Federico Ferrara claimed, shortly before the Supreme Court of Thailand delivered its verdict to seize Thaksin Shinawatra's assets, that the judiciary was a well-established part of Bhumibol's network and represented his main avenue to exercise extra-constitutional prerogatives despite having the appearance of being constitutional. He also noted how, in comparison to the Constitutional Court's 2001 acquittal of Thaksin, the judiciary was a much more important part of the "network" than it was in the past.

Asa Kumpha, Thai Khadi Research Institute, Thammasat University, attempted to give an analytical study on the relationship between the network monarchy and the Thai elite network. His study found the formation and dynamics of the network monarchy that correlates to the royal hegemony of King Bhumibol Adulyadej in each period. Asa noted that the consensus among the Thai elite is essential for the network.

==Background==
Since the 1991 coup and the Black May crisis in 1992, Prem Tinsulanonda, President of the Privy Council of Thailand, acted on behalf of the monarch to restore political equilibrium. However, following the landslide election victories of popular prime minister Thaksin Shinawatra in 2001 and 2005, Thaksin sought to displace network monarchy with new networks of his own formulation.

The network's ability to exercise power is based partly on Bhumibol's popularity and strict control of Bhumibol's popular image. According to Jost Pachaly of the Heinrich Böll Foundation, Bhumibol "plays an important role behind the scenes. But the role is difficult to assess because nothing is reported about it and no one really knows anything specific", due to lèse-majesté laws forbidding discussion about Bhumibol's political activities. Bhumibol's popularity was demonstrated following the 2003 Phnom Penh riots in Cambodia, when hundreds of Thai protesters, enraged by rumors that Cambodian rioters had stomped on photographs of Bhumibol, gathered outside the Cambodian embassy in Bangkok. Photographs of the stomping were not published in Thailand, but were available on the internet. The situation was resolved peacefully only when Police General Sant Sarutanonda told the crowd that he had received a call from royal secretary Arsa Sarasin conveying Bhumibol's request for calm. The crowd dispersed.

==Bhumibol reign==
Nishizaki commented that the prime minister Banharn Silpa-archa used the network monarchy to gain his popularity and political opportunities. Banharn donated a large amount of money to the Village Scouts, a right-wing, ultranationalist social movement supported by the network monarchy, which played important role in 6 October 1976 massacre. This built a relationship between him and the network. Banharn also donated money to build hospitals, roads, and schools in Suphanburi and a royal family member usually presided at the opening ceremonies. Local people supported him and perceived him as a billionaire who was loyal to the monarchy.

==Vajiralongkorn reign==
In 2020, Supalak Ganjanakhundee of the ISEAS–Yusof Ishak Institute, observed that a "new network monarchy" was developing out of King Vajiralongkorn's personal army, the Red Rim Soldiers, with special characteristics, exempting them from the laws governing state regulations and making them no longer part of the government.
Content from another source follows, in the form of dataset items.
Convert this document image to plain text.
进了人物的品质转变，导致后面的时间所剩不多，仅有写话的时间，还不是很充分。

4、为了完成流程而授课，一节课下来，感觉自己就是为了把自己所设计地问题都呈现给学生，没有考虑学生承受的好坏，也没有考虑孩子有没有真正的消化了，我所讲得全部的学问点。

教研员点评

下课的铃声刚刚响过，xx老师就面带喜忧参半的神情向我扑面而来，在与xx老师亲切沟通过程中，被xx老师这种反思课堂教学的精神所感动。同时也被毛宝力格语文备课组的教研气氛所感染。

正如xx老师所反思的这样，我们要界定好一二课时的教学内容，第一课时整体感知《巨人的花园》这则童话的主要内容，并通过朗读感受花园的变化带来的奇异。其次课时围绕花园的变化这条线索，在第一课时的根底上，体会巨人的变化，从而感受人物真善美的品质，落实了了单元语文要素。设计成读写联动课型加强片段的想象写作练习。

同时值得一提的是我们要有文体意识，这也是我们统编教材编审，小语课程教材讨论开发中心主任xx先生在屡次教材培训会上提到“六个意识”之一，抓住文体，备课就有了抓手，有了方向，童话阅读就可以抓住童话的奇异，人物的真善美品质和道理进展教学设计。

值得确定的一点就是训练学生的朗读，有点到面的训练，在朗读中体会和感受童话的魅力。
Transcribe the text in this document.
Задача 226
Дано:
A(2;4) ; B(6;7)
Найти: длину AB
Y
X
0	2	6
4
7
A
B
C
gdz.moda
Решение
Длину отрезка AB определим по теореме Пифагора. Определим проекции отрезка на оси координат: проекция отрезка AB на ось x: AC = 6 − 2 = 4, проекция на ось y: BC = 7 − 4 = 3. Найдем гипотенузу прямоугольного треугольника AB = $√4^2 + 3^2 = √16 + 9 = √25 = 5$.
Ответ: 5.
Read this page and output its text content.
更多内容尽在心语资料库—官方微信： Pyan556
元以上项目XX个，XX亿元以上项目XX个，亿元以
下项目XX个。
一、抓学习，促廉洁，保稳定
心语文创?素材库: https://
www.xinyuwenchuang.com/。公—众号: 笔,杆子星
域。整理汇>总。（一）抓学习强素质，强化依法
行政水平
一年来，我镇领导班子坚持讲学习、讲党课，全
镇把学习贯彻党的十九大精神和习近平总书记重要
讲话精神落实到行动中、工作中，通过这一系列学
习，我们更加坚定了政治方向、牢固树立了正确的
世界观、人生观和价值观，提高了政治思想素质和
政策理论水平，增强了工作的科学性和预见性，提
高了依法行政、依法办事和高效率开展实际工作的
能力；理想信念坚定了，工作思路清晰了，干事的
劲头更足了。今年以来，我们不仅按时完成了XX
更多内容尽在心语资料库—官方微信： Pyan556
The administration of the king's agencies is to be "at the royal pleasure".

==Further studies==
In 2017, Thongchai Winichakul, renowned historian, stated that the network monarchy relies on a charismatic monarch, which leads to unstable institutions that rely on individuals. He questioned whether Thai political system may be working as an absolute monarchy in disguise.

In 2020, Nishizaki commented that the vast personal network credited to Bhumibol was not his creation alone but rather an expansion of royal family ties forged decades earlier. Rather than inventing the network monarchy, Nishizaki argues that Bhumibol simply expanded the political resources he inherited for his own purposes.